Libya's UN-backed forces retake control strategic Haftar base near Tripoli
The UN-backed Government of National Accord (GNA) has been battling rival forces under the control of rogue General Khalifa Haftar, who launched an offensive to take the capital three months ago.
Gharyan, located some 100km from Tripoli, has been a vital base for Haftar's forces, serving as a key supply route and headquarters.
The GNA spokesperson, Mohammed Gnono, told The New Arab’s Arabic-language service that all of the town had been secured, adding that the chances of Haftar's side taking back control of Gharyan were highly unlikely.
In April, Haftar's self-styled Libyan National Army (LNA) from eastern Libya and loyal to a rival, east-based government, launched the offensive on Tripoli, setting off fierce fighting that has threatened to plunge Libya into another bout of violence on the scale of the 2011 conflict that ousted longtime dictator Muammar Gaddafi.

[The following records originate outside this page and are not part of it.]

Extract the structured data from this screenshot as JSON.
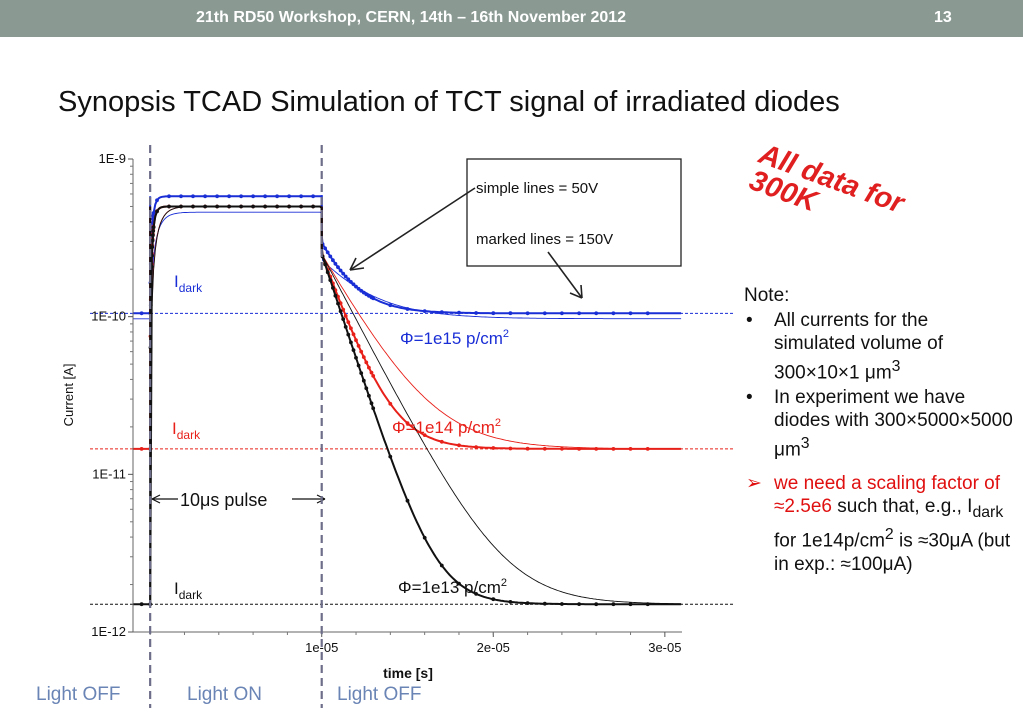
{
  "header": {
    "event": "21th  RD50 Workshop, CERN, 14th – 16th November 2012",
    "page_number": "13"
  },
  "title": "Synopsis TCAD Simulation of TCT signal of irradiated diodes",
  "stamp": {
    "line1": "All data for",
    "line2": "300K"
  },
  "note": {
    "heading": "Note:",
    "items": [
      {
        "bullet": "•",
        "text": "All currents for the simulated volume of 300×10×1 μm",
        "sup": "3"
      },
      {
        "bullet": "•",
        "text": "In experiment we have diodes with 300×5000×5000 μm",
        "sup": "3"
      }
    ],
    "scaling": {
      "bullet": "➢",
      "red_part": "we need a scaling factor of ≈2.5e6",
      "after": " such that, e.g., I",
      "sub": "dark",
      "after2": " for 1e14p/cm",
      "sup": "2",
      "after3": " is ≈30μA (but in exp.: ≈100μA)"
    }
  },
  "light_labels": [
    "Light OFF",
    "Light ON",
    "Light OFF"
  ],
  "colors": {
    "blue": "#1a2ed6",
    "red": "#e8201a",
    "black": "#111111",
    "header": "#8a9a93",
    "dash": "#6e6e8a"
  },
  "chart_data": {
    "type": "line",
    "xlabel": "time [s]",
    "ylabel": "Current [A]",
    "xlim": [
      -1e-06,
      3.1e-05
    ],
    "ylim": [
      1e-12,
      1e-09
    ],
    "yscale": "log",
    "x_ticks": [
      {
        "v": 1e-05,
        "label": "1e-05"
      },
      {
        "v": 2e-05,
        "label": "2e-05"
      },
      {
        "v": 3e-05,
        "label": "3e-05"
      }
    ],
    "y_ticks": [
      {
        "v": 1e-09,
        "label": "1E-9"
      },
      {
        "v": 1e-10,
        "label": "1E-10"
      },
      {
        "v": 1e-11,
        "label": "1E-11"
      },
      {
        "v": 1e-12,
        "label": "1E-12"
      }
    ],
    "pulse_edges": [
      0,
      1e-05
    ],
    "pulse_label": "10μs pulse",
    "legend_box": {
      "line1": "simple lines = 50V",
      "line2": "marked lines = 150V"
    },
    "dark_label": {
      "main": "I",
      "sub": "dark"
    },
    "series": [
      {
        "fluence_label": "Φ=1e15 p/cm",
        "fluence_sup": "2",
        "color": "#1a2ed6",
        "dark": 1.05e-10,
        "on": 5.8e-10,
        "peak": 5.9e-10,
        "simple_dark": 9.7e-11,
        "simple_on": 4.6e-10,
        "tau": 1.5e-06
      },
      {
        "fluence_label": "Φ=1e14 p/cm",
        "fluence_sup": "2",
        "color": "#e8201a",
        "dark": 1.45e-11,
        "on": 5e-10,
        "peak": 5e-10,
        "simple_dark": 1.45e-11,
        "simple_on": 5e-10,
        "tau": 1.4e-06
      },
      {
        "fluence_label": "Φ=1e13 p/cm",
        "fluence_sup": "2",
        "color": "#111111",
        "dark": 1.5e-12,
        "on": 5e-10,
        "peak": 5e-10,
        "simple_dark": 1.5e-12,
        "simple_on": 5e-10,
        "tau": 1.3e-06
      }
    ]
  }
}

Gnono told the Associated Press that an unspecified number of locals from the town's population had collaborated with the government forces to ensure "the success of the operation".
A statement from the government forces late Wednesday first announced the fall of Gharyan, saying they will pursue their campaign to push back Hafter "until the aggressors are purged from all areas".
Images were circulated of LNA fighters captured in the GNA offensive. Pro-GNA sites also published a video showing captured Chadian pro-Haftar fighters, which adds substance to claims the general has been using mercenaries in their operations.
Photographs also appeared of the GNA inspecting a number of drone airplanes seized from the LNA base in Gharyan.
UN experts said in a confidential report in May that missiles fired at pro-Tripoli forces in April pointed to a likely drone attack that could involve a "third party", possibly the Haftar backer the UAE.
Haftar's offensive on Tripoli has been widely criticised by the UN and aid agencies. Hundreds have been killed so far in the violence, mainly combatants but also civilians, and thousands have been displaced. Earlier this week, the World Health Organisation (WHO) said the toll of the fighting around Tripoli had reached 739 killed and 4,407 wounded.
Haftar, backed by fellow strong-armed regimes in the region including Egypt, the UAE and Saudi Arabia, claims the push on Tripoli seeks to free the city of radical militias.
In return, the UN-backed government accuses Haftar of trying to establish a one-man military dictatorship.
Later Thursday, The Libyan National Army posted a statement on Facebook denying their rivals were in full control of Gharyan and claiming there was still some fighting underway.
"We faced treason from certain people" in the town, General al-Mabrouk al-Ghazawy was quoted as saying about the LNA's losses.
Libya sunk into chaos after Gaddafi's ouster and is now divided between two administrations - the weak UN-backed government in Tripoli and a rival, east-based government that has Haftar's forces on its side - and an array of militias affiliated with either side and fighting over territory.
Haftar's campaign against Islamic militants across Libya in recent years won him growing international support from world leaders who say they are concerned the North African country has turned into a haven for armed groups, and a major conduit for migrants bound for Europe.